Secondo il movimento, negli ultimi anni l’Esecutivo avrebbe trascurato due aspetti ritenuti fondamentali: la corretta informazione dei cittadini sui contenuti dell’Accordo e la preparazione della Pubblica Amministrazione ad affrontare un cambiamento strutturale di grande portata. Una mancanza che, a detta di RETE, oggi pesa in modo particolare.
“Lo abbiamo detto più volte, in Aula e fuori: siamo in grave ritardo”, si legge nel comunicato, che sottolinea come l’avvicinarsi della firma stia facendo emergere un clima crescente di confusione e disinformazione.
RETE collega questo scenario a una precisa strategia politica, sostenendo che le tensioni non siano casuali.
“Più ci si avvicina alla firma e più cresce un clima di confusione e disinformazione. E non è un caso: chi non vuole l’Accordo alza il livello dello scontro, alimenta paure e diffonde messaggi distorti, perché firmarlo significa fare i conti con più trasparenza, più regole e più controlli”.

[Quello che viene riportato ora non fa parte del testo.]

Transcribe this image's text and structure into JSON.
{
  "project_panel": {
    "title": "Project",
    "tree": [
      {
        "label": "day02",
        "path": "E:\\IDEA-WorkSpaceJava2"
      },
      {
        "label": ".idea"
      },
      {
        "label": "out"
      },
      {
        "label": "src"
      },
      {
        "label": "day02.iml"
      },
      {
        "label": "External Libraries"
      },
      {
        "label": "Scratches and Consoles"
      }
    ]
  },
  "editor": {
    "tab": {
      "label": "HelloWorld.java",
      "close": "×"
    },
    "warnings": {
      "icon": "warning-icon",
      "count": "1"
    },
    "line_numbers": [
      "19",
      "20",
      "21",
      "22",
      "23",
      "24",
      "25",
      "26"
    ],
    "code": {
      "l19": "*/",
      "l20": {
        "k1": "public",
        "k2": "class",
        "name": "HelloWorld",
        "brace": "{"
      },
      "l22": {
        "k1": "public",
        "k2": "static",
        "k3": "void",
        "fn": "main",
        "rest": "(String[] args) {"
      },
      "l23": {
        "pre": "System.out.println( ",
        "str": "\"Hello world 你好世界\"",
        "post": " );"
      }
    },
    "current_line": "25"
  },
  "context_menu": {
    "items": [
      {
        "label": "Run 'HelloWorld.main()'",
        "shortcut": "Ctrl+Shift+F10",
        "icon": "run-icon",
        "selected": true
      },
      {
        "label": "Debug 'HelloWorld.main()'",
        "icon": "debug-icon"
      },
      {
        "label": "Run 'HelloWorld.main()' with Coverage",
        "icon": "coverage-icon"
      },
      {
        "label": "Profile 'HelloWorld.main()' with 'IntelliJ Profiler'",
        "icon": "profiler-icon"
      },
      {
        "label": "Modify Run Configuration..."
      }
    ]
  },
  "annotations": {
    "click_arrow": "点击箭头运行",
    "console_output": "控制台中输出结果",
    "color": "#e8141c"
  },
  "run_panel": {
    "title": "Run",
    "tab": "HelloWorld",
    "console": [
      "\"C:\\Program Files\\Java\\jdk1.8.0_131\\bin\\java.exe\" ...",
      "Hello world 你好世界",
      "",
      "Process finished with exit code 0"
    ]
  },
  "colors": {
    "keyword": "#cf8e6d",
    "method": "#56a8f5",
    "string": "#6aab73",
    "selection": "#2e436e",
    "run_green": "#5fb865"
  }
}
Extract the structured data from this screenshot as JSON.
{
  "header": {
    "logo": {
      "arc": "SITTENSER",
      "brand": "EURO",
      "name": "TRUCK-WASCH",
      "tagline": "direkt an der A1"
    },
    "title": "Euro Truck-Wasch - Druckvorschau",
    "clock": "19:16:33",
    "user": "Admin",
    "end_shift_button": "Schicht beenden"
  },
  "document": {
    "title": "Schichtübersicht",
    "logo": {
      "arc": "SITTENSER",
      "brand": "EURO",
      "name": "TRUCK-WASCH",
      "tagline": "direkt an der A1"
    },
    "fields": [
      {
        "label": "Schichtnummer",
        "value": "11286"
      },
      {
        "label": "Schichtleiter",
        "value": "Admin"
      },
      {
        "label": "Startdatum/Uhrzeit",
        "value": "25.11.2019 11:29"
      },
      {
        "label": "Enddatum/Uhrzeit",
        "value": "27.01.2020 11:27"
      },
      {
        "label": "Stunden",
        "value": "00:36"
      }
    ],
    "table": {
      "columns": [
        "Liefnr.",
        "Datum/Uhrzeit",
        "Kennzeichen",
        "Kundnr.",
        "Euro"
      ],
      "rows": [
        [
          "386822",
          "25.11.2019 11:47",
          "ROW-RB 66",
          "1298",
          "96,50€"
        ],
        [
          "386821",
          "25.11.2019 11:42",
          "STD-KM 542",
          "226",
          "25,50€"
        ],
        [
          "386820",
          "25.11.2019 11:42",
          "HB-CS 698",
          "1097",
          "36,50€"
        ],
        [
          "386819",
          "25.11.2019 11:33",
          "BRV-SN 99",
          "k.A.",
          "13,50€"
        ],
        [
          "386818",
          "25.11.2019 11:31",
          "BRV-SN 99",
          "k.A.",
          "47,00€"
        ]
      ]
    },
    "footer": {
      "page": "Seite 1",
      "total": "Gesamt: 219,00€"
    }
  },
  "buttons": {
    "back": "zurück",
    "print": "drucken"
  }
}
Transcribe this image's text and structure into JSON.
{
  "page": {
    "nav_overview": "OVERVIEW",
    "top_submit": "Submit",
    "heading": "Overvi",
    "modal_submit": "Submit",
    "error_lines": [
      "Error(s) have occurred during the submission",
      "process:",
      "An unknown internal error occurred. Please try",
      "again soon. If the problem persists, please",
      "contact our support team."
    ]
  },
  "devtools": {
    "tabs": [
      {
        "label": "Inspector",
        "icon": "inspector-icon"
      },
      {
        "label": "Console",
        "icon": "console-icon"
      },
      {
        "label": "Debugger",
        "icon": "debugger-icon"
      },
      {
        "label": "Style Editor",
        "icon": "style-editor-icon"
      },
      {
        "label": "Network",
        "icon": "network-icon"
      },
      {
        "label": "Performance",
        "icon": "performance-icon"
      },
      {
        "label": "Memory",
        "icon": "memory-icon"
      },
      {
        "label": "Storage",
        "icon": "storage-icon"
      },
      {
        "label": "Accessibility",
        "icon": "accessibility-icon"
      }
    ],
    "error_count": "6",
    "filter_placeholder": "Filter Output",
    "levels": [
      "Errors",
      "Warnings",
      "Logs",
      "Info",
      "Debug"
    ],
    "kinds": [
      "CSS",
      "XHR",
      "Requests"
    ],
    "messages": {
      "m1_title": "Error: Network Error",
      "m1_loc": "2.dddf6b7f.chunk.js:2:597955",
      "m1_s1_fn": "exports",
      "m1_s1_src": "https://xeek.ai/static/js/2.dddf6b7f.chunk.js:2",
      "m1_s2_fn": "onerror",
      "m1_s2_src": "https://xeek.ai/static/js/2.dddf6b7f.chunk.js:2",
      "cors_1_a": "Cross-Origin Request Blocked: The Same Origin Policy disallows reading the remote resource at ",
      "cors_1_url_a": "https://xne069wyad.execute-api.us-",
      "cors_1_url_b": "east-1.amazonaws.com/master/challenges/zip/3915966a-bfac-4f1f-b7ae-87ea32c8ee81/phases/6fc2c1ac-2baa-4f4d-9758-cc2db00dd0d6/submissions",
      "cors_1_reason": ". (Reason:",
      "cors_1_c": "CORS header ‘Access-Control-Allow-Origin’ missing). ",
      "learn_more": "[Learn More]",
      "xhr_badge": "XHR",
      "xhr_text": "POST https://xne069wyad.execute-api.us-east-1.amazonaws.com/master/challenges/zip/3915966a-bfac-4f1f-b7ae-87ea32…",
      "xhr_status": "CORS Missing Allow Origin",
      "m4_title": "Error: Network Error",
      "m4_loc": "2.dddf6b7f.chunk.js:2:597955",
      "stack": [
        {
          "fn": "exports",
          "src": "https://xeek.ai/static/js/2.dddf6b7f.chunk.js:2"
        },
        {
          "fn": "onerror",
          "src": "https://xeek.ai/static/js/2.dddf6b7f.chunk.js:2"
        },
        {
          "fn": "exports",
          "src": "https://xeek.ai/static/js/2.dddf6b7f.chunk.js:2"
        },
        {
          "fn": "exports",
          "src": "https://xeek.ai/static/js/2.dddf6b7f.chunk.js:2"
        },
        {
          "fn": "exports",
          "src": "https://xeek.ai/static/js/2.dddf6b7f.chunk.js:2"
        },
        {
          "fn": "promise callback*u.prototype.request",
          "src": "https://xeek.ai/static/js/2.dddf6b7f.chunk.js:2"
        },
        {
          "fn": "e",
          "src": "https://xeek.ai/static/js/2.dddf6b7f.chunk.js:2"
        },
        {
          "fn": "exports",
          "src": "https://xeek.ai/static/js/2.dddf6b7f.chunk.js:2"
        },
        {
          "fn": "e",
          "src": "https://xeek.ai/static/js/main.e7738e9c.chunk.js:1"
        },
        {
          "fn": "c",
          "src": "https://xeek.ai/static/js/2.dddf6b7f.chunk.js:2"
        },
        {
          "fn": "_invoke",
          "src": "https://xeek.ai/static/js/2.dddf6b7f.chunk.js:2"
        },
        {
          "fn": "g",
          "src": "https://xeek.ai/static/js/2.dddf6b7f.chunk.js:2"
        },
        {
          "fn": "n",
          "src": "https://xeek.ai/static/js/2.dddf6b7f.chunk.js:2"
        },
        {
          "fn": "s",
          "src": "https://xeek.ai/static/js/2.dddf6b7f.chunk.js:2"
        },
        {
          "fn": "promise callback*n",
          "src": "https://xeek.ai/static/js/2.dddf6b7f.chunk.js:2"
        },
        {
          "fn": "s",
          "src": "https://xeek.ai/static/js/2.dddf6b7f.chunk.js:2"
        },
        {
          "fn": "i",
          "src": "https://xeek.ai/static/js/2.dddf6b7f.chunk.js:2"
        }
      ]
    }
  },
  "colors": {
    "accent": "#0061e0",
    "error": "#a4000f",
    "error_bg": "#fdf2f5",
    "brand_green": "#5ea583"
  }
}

Secondo il movimento, l’Accordo metterebbe in discussione assetti consolidati e modelli ritenuti opachi, creando difficoltà a chi preferirebbe mantenere uno status quo basato su scorciatoie e rendite.
Il nodo centrale, per RETE, resta però di natura politica e interna al quadro di governo.
“Il problema è politico ed è sotto gli occhi di tutti: i primi nemici e sabotatori dell’Accordo sono dentro la maggioranza”, afferma il movimento, indicando una frattura che rischia di compromettere il percorso verso l’integrazione europea.
Nel comunicato viene ribadita la disponibilità di RETE a contribuire a contrastare la disinformazione, ma viene rivolto anche un messaggio diretto al Segretario di Stato agli Esteri Luca Beccari.
“Se davvero il Governo vuole andare avanti in questo percorso, non basta difenderlo a parole. Serve il coraggio di confrontarsi con la popolazione, ma anche di guardarsi alle spalle e prendere atto che qualcuno, oggi, sta lavorando per farlo fallire”.
La posizione espressa da RETE riporta così al centro del dibattito politico il tema dell’Accordo di Associazione con l’Unione Europea, evidenziando divisioni interne alla maggioranza e chiedendo un cambio di passo sul piano della trasparenza, dell’informazione pubblica e della coerenza politica.